Returning to his car, von Liebenfalz tossed the can back in the trunk. After carefully wiping his hands on a paper towel, he climbed back into the car and drove quietly on into Clervaux.

Chapter 17

Drummond steered the black Range Rover slowly past the rusting hulk of the jeep in which Father Freise had been traveling in 1944 when a German ambush had led to his first encounter with the knights of the Order of the Sword. The twilight deepened as he drove farther along the forest track, and he turned on his headlights, keeping a sharp lookout. After several miles, he came to the wide, grassy meadow that surrounded Schloss Marbourg, the fortress of the Order of the Sword.

It looked unchanged since his first visit, the walls washed faintly golden with the fading sunset, reflecting into the still, dark moat that surrounded it. As before, the drawbridge was down—he wondered whether it even worked anymore—but the gate beyond was open. That was strange.

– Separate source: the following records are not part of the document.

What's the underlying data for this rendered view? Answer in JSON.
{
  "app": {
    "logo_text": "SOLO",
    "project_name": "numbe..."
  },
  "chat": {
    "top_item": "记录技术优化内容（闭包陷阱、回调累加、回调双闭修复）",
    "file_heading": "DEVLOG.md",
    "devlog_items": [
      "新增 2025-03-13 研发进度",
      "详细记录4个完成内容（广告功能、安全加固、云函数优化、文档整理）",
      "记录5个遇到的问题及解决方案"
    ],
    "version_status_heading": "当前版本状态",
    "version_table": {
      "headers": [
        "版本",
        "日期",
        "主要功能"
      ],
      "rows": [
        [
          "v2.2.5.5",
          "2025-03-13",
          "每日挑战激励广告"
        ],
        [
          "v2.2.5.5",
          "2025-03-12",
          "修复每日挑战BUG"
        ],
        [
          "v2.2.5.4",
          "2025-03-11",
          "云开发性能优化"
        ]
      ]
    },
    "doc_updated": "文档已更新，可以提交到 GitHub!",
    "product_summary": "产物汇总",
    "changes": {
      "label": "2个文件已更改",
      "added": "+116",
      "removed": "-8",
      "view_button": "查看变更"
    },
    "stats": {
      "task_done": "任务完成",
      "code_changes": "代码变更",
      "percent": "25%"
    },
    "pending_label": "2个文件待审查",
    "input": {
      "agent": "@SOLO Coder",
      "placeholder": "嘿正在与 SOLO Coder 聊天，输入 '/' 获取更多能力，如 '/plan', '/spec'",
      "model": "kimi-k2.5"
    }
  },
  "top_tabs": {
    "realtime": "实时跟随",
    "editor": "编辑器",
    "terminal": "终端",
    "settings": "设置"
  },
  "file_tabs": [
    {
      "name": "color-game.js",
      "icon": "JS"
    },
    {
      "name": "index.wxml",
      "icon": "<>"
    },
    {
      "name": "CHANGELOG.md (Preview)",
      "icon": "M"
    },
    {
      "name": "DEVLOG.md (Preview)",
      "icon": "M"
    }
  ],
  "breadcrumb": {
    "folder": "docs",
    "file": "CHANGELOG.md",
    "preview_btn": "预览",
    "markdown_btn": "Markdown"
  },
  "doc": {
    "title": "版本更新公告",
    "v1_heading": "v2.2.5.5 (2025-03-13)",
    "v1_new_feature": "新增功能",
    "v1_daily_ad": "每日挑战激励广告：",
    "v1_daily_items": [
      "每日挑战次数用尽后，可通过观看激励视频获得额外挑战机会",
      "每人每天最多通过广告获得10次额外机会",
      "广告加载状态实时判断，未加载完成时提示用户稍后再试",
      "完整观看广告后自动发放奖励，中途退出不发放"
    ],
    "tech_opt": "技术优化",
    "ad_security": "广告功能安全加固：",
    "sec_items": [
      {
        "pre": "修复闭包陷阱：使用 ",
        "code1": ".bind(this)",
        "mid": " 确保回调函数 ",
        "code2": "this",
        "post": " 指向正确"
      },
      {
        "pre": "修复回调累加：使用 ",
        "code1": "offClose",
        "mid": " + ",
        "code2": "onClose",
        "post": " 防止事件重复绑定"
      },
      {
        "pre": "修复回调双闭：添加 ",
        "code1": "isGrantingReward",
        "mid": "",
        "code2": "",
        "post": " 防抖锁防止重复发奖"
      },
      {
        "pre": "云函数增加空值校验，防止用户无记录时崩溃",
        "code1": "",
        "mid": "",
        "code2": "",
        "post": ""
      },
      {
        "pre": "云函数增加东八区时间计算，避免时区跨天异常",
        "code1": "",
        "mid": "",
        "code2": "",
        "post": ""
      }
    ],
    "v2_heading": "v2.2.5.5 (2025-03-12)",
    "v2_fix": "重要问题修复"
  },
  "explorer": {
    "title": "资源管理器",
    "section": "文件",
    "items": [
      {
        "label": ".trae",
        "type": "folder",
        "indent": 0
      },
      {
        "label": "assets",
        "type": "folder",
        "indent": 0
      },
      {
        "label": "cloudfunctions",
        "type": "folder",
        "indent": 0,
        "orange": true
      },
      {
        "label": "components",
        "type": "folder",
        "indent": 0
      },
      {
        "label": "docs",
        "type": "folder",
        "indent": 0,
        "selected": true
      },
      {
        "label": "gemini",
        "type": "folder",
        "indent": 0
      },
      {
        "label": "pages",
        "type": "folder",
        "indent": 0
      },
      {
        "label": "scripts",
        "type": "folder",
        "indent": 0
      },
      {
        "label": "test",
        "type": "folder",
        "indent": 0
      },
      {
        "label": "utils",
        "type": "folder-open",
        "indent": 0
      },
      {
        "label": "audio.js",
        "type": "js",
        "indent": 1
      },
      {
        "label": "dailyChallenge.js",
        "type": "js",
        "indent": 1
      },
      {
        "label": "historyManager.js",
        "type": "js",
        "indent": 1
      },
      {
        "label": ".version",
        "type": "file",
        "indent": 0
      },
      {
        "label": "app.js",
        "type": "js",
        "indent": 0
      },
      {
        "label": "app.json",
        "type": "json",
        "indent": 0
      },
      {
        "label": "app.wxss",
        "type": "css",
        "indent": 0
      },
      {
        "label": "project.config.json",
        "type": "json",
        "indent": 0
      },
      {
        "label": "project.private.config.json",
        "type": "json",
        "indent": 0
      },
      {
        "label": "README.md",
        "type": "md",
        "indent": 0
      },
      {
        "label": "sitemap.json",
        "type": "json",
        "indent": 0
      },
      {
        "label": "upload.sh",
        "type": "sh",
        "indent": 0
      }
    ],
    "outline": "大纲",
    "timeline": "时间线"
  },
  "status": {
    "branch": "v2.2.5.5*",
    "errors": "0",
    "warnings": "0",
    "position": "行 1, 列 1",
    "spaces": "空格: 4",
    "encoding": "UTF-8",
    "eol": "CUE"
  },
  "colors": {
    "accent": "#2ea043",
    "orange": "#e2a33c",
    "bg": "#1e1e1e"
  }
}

Pulling up next to the barbican arch that guarded the drawbridge, Drummond set the brake and got out of the car. He was not about to trust the drawbridge to take the car inside. Cautiously he walked over the drawbridge, wondering why no one challenged him.

The courtyard of the castle appeared to be deserted. Nor was there any sign of activity in any of the outbuildings lining the inside of the wall. The great hall door was standing open, though, and looking through the thick glass lozenges of a narrow window, Drummond thought he could see the faint silhouette of someone standing in front of a flickering fire laid against the hearth.

Reassured, he headed for the great hall entrance and was about to enter when a crossbow bolt whistled within inches of his head and slammed into the oak jamb of the iron-studded door.

Drummond dropped to his knees and rolled for cover behind a nearby rain barrel.

"Don't shoot!" he shouted. "It's me, Drummond."

"John? Is that you?" Father Freise's voice called out of the shadows. "Stand up so I can see you."

Drummond slowly stood up, half expecting to be shot.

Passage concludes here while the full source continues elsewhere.